Samin Tan adalah “ultimate beneficiary owner” (UBO) atas PT BLEM yang merupakan “holding company” dengan anak perusahaan PT Asmin Koalindo Tuhup (AKT) yang bergerak di bidang pertambangan batubara dengan tambang di Kabupaten Murung Raya, Kalimantan Tengah dan PT Borneo Mining Services (BMS) yang bergerak di bidang penyewaan alat berat di Kabupaten Murung Raya, Kalteng.
Keterlibatan Samin Tan dengan Eni berawal saat terdakwa meminta bantuan politikus Golkar Melchias Markus Mekeng agar terminasi PKP2B PT AKT dapat ditinjau kembali oleh Kementerian ESDM.
“Terbukti adanya upaya Eni Maulani Saragih membantu terdakwa untuk menghentikan pemutusan (terminasi) PKP2B Generasi 3 antara PT AKT dengan Kementerian ESDM di Kabupaten Murung Raya, Kalimantan Tengah, sebagaimana permintaan terdakwa. Lebih lanjut nyata membuktikan atas bantuan Eni Saragih tersebut, terdakwa telah memberikan uang secara bertahap dengan jumlah keseluruhan Rp 5 miliar,” ujar jaksa.
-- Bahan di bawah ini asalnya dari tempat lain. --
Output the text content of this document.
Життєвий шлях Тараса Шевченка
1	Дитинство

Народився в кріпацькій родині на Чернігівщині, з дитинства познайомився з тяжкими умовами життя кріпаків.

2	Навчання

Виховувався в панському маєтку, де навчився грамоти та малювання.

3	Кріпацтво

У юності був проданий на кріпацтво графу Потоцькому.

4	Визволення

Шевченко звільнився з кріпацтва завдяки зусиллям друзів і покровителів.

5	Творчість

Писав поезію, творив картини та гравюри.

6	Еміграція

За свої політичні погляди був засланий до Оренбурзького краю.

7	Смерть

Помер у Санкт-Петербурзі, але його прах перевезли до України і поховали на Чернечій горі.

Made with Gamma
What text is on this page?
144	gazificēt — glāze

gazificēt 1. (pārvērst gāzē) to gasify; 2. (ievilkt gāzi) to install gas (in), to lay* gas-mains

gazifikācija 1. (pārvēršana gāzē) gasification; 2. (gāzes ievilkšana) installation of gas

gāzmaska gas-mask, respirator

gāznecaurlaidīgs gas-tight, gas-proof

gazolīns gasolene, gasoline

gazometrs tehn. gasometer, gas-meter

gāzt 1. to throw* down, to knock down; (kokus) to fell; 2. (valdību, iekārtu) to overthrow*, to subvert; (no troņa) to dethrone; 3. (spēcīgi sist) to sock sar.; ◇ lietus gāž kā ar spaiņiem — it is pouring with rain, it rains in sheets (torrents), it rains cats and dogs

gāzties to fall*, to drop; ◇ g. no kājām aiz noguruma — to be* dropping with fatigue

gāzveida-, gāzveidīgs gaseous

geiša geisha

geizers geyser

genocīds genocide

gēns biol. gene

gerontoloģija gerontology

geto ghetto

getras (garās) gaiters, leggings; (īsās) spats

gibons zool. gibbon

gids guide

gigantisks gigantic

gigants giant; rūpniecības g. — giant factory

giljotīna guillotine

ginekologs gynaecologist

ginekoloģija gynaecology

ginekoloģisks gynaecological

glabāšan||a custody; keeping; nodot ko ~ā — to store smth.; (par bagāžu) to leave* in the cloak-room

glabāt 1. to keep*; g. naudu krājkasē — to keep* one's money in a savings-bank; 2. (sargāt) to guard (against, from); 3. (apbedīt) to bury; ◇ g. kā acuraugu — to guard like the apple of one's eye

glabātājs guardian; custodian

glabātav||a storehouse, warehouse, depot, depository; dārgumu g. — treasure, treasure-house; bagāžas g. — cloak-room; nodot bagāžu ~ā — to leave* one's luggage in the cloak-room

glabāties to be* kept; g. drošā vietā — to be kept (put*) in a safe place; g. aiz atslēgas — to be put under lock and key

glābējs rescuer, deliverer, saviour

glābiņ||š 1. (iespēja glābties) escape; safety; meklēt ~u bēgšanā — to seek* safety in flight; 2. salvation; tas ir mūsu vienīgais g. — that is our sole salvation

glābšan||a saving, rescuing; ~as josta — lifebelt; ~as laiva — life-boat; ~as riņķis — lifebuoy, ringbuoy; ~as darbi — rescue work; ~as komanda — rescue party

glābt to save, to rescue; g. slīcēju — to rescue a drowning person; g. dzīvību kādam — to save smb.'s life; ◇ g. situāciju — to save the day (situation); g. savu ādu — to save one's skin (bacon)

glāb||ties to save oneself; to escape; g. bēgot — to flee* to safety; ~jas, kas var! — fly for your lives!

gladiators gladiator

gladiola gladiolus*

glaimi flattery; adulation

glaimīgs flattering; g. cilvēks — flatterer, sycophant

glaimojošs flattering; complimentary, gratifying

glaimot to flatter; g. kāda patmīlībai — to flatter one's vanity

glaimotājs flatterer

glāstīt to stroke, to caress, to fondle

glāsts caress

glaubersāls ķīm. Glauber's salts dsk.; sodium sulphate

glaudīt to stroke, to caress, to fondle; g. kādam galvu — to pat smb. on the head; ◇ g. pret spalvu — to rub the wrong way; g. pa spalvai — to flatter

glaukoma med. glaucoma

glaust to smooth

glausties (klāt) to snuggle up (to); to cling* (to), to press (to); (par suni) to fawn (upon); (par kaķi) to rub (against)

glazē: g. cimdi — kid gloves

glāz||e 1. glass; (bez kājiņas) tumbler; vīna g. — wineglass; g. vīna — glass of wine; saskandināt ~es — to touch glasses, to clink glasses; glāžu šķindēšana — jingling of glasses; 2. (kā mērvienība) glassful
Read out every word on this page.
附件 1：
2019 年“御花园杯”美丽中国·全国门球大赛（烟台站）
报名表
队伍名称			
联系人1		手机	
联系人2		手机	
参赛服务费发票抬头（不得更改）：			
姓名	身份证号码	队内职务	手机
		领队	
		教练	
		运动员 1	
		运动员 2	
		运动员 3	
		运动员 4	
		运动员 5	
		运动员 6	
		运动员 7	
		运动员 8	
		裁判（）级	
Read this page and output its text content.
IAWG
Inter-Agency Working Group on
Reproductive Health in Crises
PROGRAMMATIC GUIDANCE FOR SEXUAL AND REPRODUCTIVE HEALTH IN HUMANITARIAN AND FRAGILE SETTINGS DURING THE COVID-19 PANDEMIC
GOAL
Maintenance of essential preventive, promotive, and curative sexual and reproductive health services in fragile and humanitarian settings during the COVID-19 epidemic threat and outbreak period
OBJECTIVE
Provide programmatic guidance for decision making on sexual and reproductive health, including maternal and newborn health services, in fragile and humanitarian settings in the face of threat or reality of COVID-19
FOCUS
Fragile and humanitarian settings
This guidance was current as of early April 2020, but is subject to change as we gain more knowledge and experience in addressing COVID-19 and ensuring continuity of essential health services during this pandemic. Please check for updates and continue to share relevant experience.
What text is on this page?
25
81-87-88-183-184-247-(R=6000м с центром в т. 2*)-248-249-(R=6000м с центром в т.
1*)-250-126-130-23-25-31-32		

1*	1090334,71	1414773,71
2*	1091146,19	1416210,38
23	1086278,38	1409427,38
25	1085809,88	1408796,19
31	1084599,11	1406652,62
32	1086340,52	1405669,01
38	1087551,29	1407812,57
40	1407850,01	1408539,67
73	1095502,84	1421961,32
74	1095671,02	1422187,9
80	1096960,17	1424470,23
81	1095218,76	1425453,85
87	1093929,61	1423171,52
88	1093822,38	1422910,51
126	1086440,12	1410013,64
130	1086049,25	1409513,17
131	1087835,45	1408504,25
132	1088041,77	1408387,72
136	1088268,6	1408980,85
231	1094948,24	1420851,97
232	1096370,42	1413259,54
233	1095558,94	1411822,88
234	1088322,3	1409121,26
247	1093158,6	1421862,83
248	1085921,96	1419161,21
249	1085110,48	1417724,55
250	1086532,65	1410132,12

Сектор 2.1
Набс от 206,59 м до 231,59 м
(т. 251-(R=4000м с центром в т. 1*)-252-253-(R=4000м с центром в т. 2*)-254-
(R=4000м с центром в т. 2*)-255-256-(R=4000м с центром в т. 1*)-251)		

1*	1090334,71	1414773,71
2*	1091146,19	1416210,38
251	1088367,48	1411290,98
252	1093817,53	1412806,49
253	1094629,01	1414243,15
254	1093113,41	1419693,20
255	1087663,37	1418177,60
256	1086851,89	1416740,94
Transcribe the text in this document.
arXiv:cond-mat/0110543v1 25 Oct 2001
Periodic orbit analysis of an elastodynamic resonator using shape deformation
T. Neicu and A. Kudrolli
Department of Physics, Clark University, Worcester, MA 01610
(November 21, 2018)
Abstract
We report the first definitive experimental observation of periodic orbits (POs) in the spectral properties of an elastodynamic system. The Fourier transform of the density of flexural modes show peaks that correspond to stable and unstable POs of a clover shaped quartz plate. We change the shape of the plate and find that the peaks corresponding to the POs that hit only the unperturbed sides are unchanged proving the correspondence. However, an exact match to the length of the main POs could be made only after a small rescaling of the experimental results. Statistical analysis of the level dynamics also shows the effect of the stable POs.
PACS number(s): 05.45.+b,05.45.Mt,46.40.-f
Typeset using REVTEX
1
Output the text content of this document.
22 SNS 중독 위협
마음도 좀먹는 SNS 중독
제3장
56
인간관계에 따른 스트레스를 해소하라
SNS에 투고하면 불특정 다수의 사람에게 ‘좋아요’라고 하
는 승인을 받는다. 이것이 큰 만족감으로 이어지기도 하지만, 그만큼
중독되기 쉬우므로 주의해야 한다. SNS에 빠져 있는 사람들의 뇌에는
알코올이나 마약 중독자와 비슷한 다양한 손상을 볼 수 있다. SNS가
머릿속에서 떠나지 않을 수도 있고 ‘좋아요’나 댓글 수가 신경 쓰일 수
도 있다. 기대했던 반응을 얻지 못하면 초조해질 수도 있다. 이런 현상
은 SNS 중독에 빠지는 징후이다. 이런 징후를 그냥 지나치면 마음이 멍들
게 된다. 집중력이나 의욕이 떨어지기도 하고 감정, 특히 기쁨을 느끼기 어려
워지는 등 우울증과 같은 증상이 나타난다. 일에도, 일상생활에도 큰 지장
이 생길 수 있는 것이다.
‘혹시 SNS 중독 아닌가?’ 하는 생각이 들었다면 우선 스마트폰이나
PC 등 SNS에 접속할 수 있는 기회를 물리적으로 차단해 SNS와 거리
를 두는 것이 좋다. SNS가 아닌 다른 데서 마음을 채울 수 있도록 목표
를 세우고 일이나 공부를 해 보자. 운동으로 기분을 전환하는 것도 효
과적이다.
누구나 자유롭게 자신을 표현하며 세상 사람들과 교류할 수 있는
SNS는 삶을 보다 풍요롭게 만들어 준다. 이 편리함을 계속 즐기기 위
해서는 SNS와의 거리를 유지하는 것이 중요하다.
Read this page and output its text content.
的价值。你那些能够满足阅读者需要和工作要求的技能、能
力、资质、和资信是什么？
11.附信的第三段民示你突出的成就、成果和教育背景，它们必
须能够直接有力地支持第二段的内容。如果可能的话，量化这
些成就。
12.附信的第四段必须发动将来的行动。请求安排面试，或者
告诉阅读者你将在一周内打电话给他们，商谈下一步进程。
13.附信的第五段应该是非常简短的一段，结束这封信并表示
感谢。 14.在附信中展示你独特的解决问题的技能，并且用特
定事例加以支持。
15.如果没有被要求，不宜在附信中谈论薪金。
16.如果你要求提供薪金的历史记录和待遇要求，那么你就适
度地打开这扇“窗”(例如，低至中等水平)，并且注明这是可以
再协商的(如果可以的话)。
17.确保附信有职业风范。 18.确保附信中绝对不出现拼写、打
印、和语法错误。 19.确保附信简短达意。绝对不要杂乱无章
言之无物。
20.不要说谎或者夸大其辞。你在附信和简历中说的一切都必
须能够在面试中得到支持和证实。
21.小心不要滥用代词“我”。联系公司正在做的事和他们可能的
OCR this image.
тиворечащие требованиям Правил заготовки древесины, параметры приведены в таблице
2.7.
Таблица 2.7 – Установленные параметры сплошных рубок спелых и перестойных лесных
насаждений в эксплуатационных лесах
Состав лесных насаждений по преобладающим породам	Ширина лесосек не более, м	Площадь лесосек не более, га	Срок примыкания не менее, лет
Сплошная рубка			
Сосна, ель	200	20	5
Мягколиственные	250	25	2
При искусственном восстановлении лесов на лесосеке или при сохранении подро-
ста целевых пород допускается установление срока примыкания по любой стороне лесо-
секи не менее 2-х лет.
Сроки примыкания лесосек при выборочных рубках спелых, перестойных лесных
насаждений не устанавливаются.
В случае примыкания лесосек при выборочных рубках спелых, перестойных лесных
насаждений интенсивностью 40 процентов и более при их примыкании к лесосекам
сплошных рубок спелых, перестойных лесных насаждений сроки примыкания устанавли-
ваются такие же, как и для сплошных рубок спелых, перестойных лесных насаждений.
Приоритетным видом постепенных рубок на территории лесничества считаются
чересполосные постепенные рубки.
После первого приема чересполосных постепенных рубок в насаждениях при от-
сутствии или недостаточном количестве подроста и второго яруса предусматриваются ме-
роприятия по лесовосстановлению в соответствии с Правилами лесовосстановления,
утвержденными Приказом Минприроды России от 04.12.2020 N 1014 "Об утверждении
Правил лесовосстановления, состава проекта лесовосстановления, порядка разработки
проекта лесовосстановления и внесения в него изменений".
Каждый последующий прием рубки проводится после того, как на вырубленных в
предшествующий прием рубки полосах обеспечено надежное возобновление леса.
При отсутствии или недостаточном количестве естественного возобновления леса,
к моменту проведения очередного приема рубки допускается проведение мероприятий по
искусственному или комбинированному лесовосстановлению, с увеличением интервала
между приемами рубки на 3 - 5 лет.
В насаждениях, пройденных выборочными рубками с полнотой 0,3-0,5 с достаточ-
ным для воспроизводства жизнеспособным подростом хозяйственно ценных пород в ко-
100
Terkait perkara ini, Eni Maulani Saragih telah divonis 6 tahun penjara pada 1 Maret 2019 lalu.
Atas perbuatannya, jaksa menilai Samin Tan dinilai melanggar pidana melanggar Pasal 5 ayat (1) huruf a UU RI Nomor 31 Tahun 1999 tentang Pemberantasan Tindak Pidana Korupsi sebagaimana telah diubah dengan UU RI Nomor 20 Tahun 2001 tentang Perubahan Atas UU RI Nomor 31 Tahun 1999 tentang Pemberantasan Tindak Pidana Korupsi jo. Pasal 64 ayat (1) KUHPidana sebagaimana dalam Dakwaan Alternatif Pertama.
Ada beberapa hal yang menjadi penilaian jaksa dalam menuntut Samin Tan. Hal yang memberatkan Samin Tan tidak mendukung program pemerintah dalam pemberantasan korupsi. Dan juga Samin Tan tidak mengakui terus terang perbuatannya.